The program, which is overseen by the state Department of Cultural Affairs and the governor-appointed Cultural Properties Review Committee, got its start when Santa Fe real estate agent Patricia French and some like-minded women decided they wanted to highlight the role of women in the state. French pitched the historic markers idea, according to an El Palacio magazine article.
They and others petitioned the late Gov. Bill Richardson for funding to get the marker program going in 2006. The state Department of Transportation became the fiscal agent and was responsible for setting up the markers around the state starting in 2007. One requirement of the program is the women being honored must be deceased.
Santa Fe is home to a number of these markers. One honoring aviatrix Katherine Stinson Otero, known as the “Flying Schoolgirl,” stands near the the Santa Fe Regional Airport. Another stands on the west side of the state Capitol, honoring the late Legislative Council Service pioneers Inez Bushner Gill and Maralyn Budke.
The La Bajada rest stop off of Interstate 25 south of Santa Fe sports five of the markers — a veritable roadside feast for the eyes of any historian wanting a brief introduction to the likes of Maria Gertrudis Barceló (aka Doña Tules), the first Sisters of Charity, Mary Cabot Wheelwright of the Wheelwright Museum of American Indian fame and others.

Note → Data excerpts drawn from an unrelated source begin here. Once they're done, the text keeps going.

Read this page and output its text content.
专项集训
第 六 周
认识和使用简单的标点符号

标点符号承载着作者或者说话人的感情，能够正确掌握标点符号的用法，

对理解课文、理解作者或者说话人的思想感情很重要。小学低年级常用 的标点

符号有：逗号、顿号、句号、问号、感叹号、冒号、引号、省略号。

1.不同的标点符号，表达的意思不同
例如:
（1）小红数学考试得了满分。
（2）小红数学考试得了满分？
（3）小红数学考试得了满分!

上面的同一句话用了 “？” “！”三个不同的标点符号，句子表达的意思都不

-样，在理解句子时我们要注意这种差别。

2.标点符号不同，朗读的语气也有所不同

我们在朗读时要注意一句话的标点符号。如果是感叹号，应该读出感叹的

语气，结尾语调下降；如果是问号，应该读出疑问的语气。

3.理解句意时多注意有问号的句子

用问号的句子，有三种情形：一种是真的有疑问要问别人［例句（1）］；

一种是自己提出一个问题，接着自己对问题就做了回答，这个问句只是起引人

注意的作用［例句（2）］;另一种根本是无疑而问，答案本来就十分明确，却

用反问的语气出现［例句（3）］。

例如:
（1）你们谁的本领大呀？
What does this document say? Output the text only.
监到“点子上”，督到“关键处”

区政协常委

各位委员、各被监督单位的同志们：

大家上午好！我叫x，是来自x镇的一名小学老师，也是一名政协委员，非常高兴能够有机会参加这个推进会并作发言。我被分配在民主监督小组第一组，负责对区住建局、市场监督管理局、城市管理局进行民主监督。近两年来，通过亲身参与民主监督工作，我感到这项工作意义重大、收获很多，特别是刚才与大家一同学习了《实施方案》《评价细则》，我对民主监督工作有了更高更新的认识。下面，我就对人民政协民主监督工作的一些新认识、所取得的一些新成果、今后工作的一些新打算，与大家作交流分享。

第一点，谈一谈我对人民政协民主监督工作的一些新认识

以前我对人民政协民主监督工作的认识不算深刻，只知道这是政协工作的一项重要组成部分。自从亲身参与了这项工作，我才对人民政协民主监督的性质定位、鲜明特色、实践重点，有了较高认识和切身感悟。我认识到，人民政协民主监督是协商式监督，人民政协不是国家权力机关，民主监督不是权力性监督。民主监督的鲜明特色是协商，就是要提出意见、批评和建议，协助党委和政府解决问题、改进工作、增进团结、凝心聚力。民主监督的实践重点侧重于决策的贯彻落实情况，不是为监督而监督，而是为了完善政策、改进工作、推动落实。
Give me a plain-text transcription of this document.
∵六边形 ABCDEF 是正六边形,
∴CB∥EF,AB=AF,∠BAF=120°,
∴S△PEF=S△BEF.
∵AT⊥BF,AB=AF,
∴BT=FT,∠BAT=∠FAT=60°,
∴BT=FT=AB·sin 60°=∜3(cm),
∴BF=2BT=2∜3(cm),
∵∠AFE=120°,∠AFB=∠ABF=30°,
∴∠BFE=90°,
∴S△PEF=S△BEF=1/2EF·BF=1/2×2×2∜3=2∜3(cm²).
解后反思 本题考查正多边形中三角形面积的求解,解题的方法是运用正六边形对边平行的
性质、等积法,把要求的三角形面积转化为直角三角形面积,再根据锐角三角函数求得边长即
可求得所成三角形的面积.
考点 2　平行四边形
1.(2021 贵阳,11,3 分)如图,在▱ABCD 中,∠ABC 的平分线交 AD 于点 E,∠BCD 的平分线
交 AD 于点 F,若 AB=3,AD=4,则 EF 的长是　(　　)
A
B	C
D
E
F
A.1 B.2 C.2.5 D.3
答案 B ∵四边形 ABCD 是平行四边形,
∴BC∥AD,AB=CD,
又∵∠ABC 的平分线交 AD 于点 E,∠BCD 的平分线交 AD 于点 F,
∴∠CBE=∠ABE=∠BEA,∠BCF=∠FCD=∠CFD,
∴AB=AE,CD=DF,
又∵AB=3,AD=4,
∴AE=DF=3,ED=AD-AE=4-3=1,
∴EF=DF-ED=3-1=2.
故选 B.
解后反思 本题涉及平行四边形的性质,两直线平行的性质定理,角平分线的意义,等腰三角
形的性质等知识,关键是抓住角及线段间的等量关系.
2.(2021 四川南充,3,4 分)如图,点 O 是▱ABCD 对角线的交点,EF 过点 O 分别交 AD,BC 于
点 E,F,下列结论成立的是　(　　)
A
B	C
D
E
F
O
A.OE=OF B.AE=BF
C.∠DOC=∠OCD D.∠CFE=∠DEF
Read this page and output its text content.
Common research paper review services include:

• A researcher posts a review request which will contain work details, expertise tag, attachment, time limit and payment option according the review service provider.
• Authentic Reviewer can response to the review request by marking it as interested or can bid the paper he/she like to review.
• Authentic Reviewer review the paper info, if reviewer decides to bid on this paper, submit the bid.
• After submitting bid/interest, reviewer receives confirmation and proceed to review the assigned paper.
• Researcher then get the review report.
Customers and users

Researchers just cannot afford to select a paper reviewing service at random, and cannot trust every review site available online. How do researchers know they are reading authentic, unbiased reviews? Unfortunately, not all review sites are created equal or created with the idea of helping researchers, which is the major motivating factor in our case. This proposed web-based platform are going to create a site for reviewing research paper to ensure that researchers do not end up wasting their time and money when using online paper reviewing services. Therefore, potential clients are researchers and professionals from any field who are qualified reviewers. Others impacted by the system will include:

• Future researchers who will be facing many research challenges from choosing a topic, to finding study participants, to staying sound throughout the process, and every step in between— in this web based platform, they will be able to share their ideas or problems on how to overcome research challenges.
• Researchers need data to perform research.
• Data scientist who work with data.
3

If HB 82 comes out of the session as a success story — it’s possible the funding requested in the bill could be slipped into the state’s operating budget — some of it could go toward spotlighting the markers more, said Lisa Nordstrum, a Santa Fe Preparatory School history teacher who has built a curriculum around historic New Mexican women that was inspired by the marker program. She’s helping to work on a similar curriculum for the state’s public school system.
“I do think the majority of people drive by or walk by without noticing these markers and that’s something we’re looking at — increasing the profile based on the program website,” she said.
Calling herself “someone who does a U-turn to see a historical marker,” she said she hopes the program inspires people to conduct more research on their own about these women’s lives.
Meanwhile, there are a few more markers going up this year, said historian Matt Saionz of the DCA’s New Mexico Historic Preservation Division. Some will be put up along the Santa Fe River. Another, honoring yet another unsung heroine of our state, will go up somewhere on the state Capitol grounds after this year’s 30-day legislative session comes to an end, he said in an interview.
The one going on the Capitol grounds will honor Soledad Chávez Chacón, who was elected Secretary of State in 1922, becoming the first Hispanic woman to hold statewide office not just in New Mexico but the entire country.
Saionz said her marker is representative of the entire project, which showcases “not only the contributions of well-known women but also significant women in New Mexico’s history who are otherwise completely forgotten or unknown to our own residents or visiting passersby.
“I believe the program has been and will continue to be crucial in building a more complete and richer history of our state.”